Secondo Rocco Pirri, il convento di San Domenico di Augusta fu fondato da Reginaldo d'Orléans, qualche anno dopo il riconoscimento canonico dell’Ordine dei frati predicatori (Domenicani) del gennaio 1217
Secondo Rocco Pirri, il convento di San Domenico di Augusta fu fondato da Reginaldo d’Orléans, qualche anno dopo il riconoscimento canonico dell’Ordine dei frati predicatori (Domenicani) del gennaio 1217.
La sua fondazione durante il regno di Federico II sarebbe confermata da un elenco cronologico di conventi domenicani siciliani, stilato nel 1304 da Bernardo Gui (il cattivo del “Nome della Rosa”), in cui il monastero di Augusta è citato dopo quelli di Messina e Piazza Armerina. (C. Longo, La fondazione del convento domenicano di Augusta, 1992)
Non conosciamo praticamente nulla sul convento di San Domenico durante i primi secoli della sua esistenza né sul suo aspetto né sul ruolo che giocò durante i caotici regni dei primi sovrani Aragonesi, quando la città era in potere dei Moncada.
Una prima notizia sul convento risale infatti solo alla seconda metà del XV secolo, quando al suo interno fu posto il sarcofago funebre del conte di Augusta Sancio Landogna, purtroppo andato distrutto alla fine degli anni Cinquanta. (Foto tratta da: https://www.augusta-framacamo.net).
L’importante ruolo svolto dalla comunità monastica in città fu riconosciuto nel 1516 quando San Domenico fu proclamato patrono e protettore di Augusta.
La sua solennità viene festeggiata ancora oggi il 24 maggio, in ricordo della cacciata dei turchi, grazie ad un intervento miracoloso del santo, negli stessi giorni del 1594.
La chiesa attuale è il frutto degli innumerevoli rimaneggiamenti e ricostruzioni cui fu sottoposta sin dal XVI secolo.
Gravemente danneggiata dal terremoto del 1542 e poi incendiata da forze ottomane sbarcate in città nel 1551, la chiesa fu oggetto di lavori di restauro e di ampliamento che si prolungarono per quasi mezzo secolo, ad opera dell’augustano fra’ Salvatore Tringali.
Rasa al suolo dal terremoto del 1693 fu oggetto di rapidi lavori di ricostruzione per essere poi ancora una volta danneggiata dal sisma del 1848 cosicché l’attuale chiesa in stile neoclassico è il prodotto di lavori di rifacimento, affidati all’ingegnere Luciano Ferraguto, solo nel 1876.
La facciata in stile neoclassico, presenta ai lati pilastri adornati di lesene a cui si accostano due semicolonne sormontate da capitelli in ordine corinzio.
La torre campanaria, sulla parte destra, è a pianta quadrangolare.

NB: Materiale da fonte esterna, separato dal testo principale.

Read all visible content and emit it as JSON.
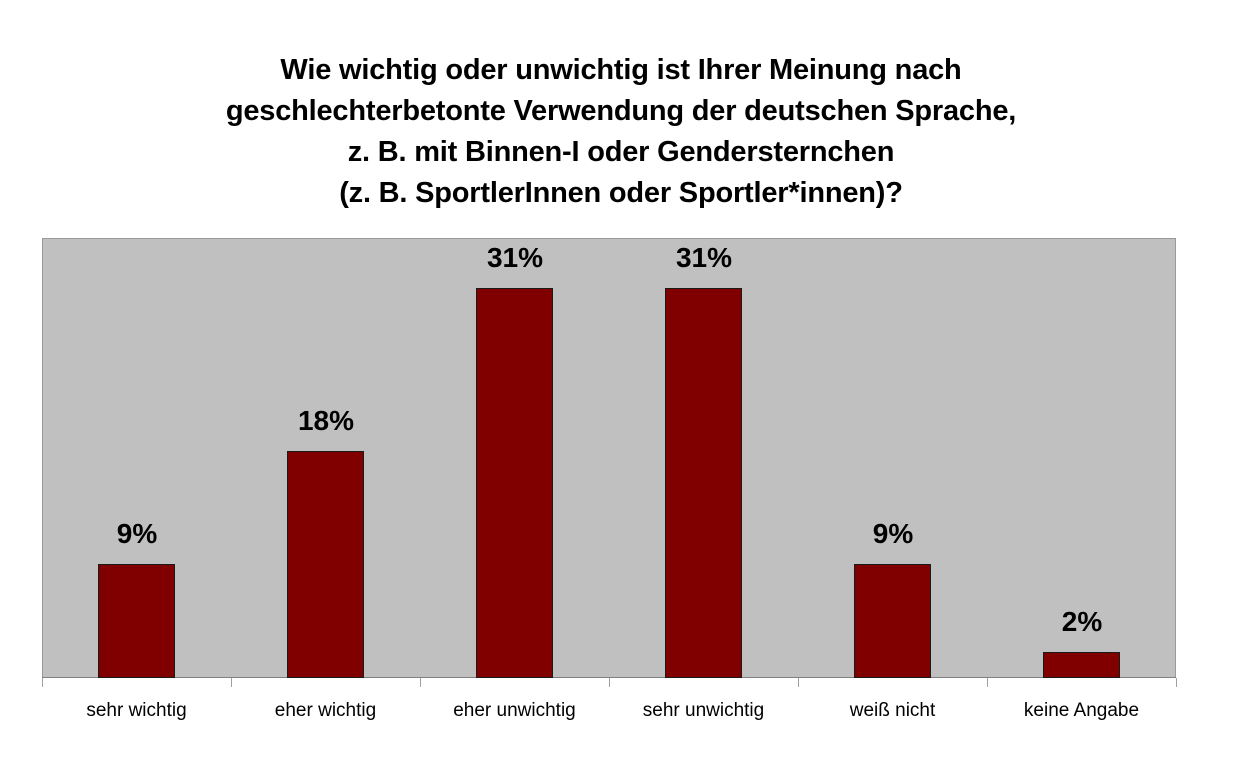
{
  "chart_data": {
    "type": "bar",
    "title": "Wie wichtig oder unwichtig ist Ihrer Meinung nach geschlechterbetonte Verwendung der deutschen Sprache, z. B. mit Binnen-I oder Gendersternchen (z. B. SportlerInnen oder Sportler*innen)?",
    "title_lines": [
      "Wie wichtig oder unwichtig ist Ihrer Meinung nach",
      "geschlechterbetonte Verwendung der deutschen Sprache,",
      "z. B. mit Binnen-I oder Gendersternchen",
      "(z. B. SportlerInnen oder Sportler*innen)?"
    ],
    "categories": [
      "sehr wichtig",
      "eher wichtig",
      "eher unwichtig",
      "sehr unwichtig",
      "weiß nicht",
      "keine Angabe"
    ],
    "values": [
      9,
      18,
      31,
      31,
      9,
      2
    ],
    "value_labels": [
      "9%",
      "18%",
      "31%",
      "31%",
      "9%",
      "2%"
    ],
    "xlabel": "",
    "ylabel": "",
    "ylim": [
      0,
      35
    ],
    "grid": false,
    "legend": null,
    "colors": {
      "bar": "#800000",
      "plot_background": "#c0c0c0",
      "page_background": "#ffffff"
    }
  }
}
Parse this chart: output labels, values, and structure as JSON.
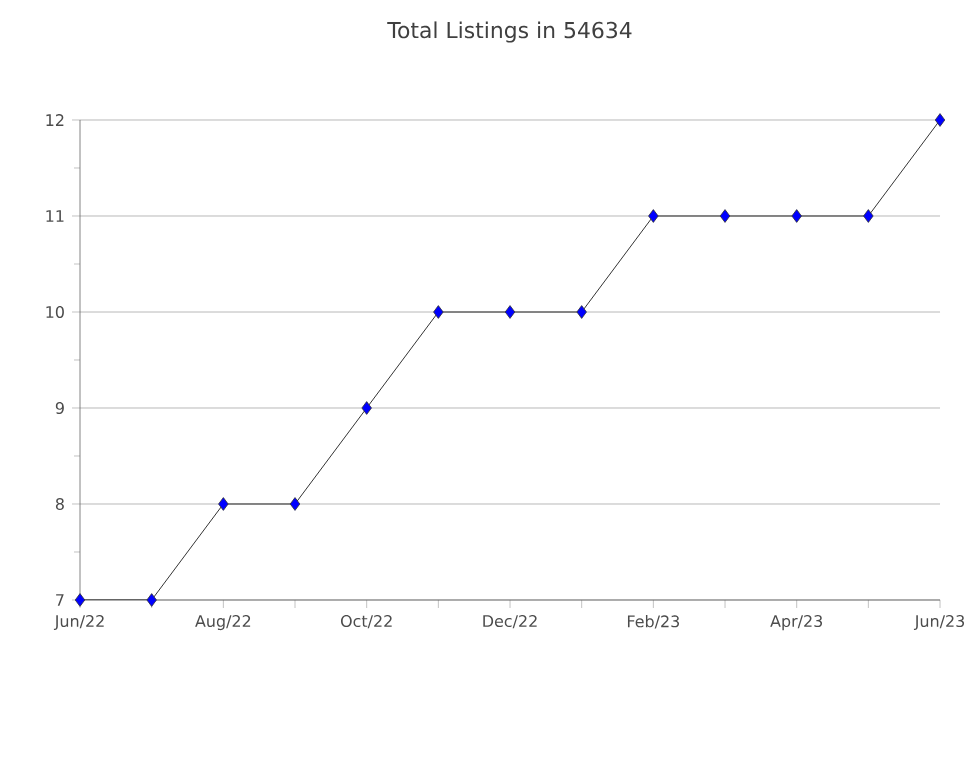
{
  "chart_data": {
    "type": "line",
    "title": "Total Listings in 54634",
    "categories": [
      "Jun/22",
      null,
      "Aug/22",
      null,
      "Oct/22",
      null,
      "Dec/22",
      null,
      "Feb/23",
      null,
      "Apr/23",
      null,
      "Jun/23"
    ],
    "series": [
      {
        "color": "#0000ff",
        "values": [
          7,
          7,
          8,
          8,
          9,
          10,
          10,
          10,
          11,
          11,
          11,
          11,
          12
        ]
      }
    ],
    "ylim": [
      7,
      12
    ],
    "yticks": [
      7,
      8,
      9,
      10,
      11,
      12
    ],
    "grid": "y",
    "marker": "diamond",
    "line_style": "solid"
  }
}
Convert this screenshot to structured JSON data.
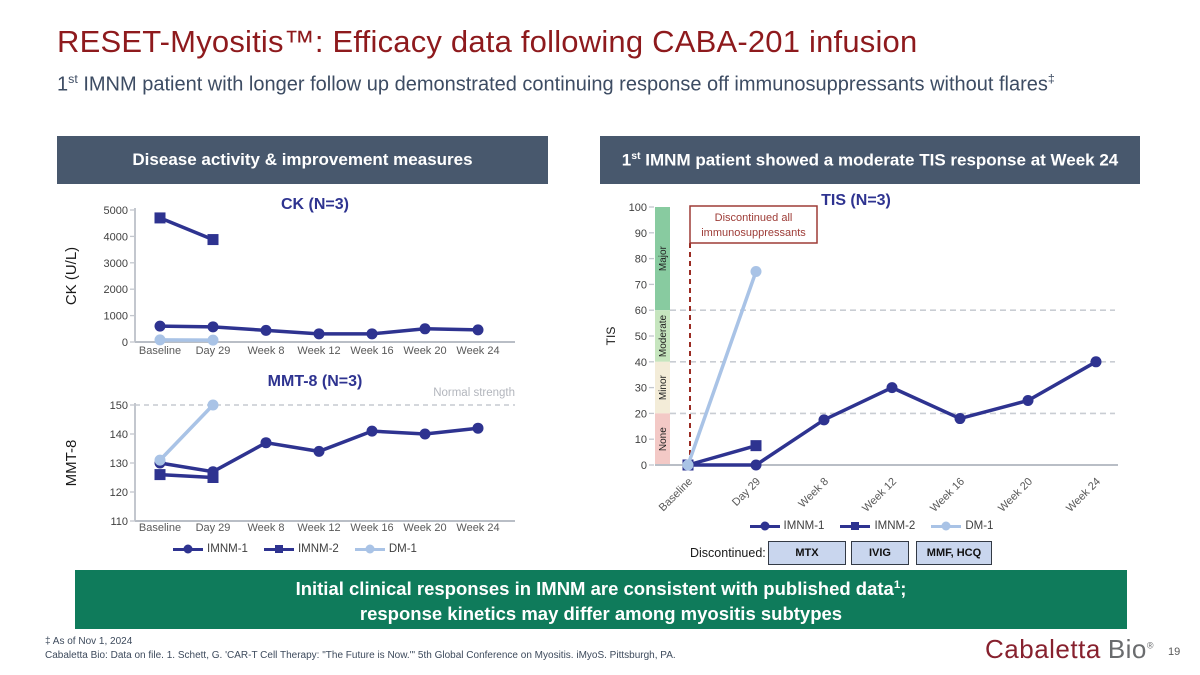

Suddivisa su tre piani vi sono delle aperture con balaustre. In cima alla torre ci sono quattro gugliette con al centro una calotta sferica sorretta da una trabeazione.
L’interno si presenta ad unica navata con vestibolo è suddivisa per ogni lato da cinque archi con colonne di ordine corinzio. Una balaustra in marmo separa l’altare maggiore dalla navata con due gradini.
In realtà l’istituzione cominciò a tramontare già agli inizi dell’Ottocento quando si assiste ad un progressivo abbandono dei religiosi verso la sede domenicana di Lentini cosicché numerosi ambienti cominciarono ad essere destinati ad alloggi per i soldati e come depositi delle attrezzature dell’artiglieria inglese.
Dopo l’Unità d’Italia il convento fu confiscato da parte dello stato e utilizzato come sede di diverse attività pubbliche: uffici della Pretura, Ufficio Telegrafico, Ufficio del Registro, Ufficio del Demanio. (https://fondoambiente.it) Fino ai primi anni settanta del Novecento era sede di alcune scuole cittadine, finché fu abbandonato per cadere vittima da allora di ripetuti atti di vandalismo.
Con i fondi del sisma del 1990 sono state eseguite diverse opere di consolidamento strutturale e di ristrutturazione delle coperture, ma il blocco dei lavori nel 2010 ha impedito di completare i lavori cosicché l’immobile rimane da allora bisognevole di ulteriori lavori di recupero edilizio e impiantistico.
In realtà le vicende del convento di San Domenico, oggi di proprietà comunale, rappresentano in maniera evidente l’incapacità degli enti pubblici locali di “avere cura”, dopo oltre un secolo, del grande patrimonio proveniente dalle confische di fine Ottocento.
Strutture che, oltre a rappresentare una preziosa testimonianza dell’identità cittadina, se inserite all’interno di un piano strategico di tutela e rese fruibili, sarebbero di grande giovamento per le nostre comunità.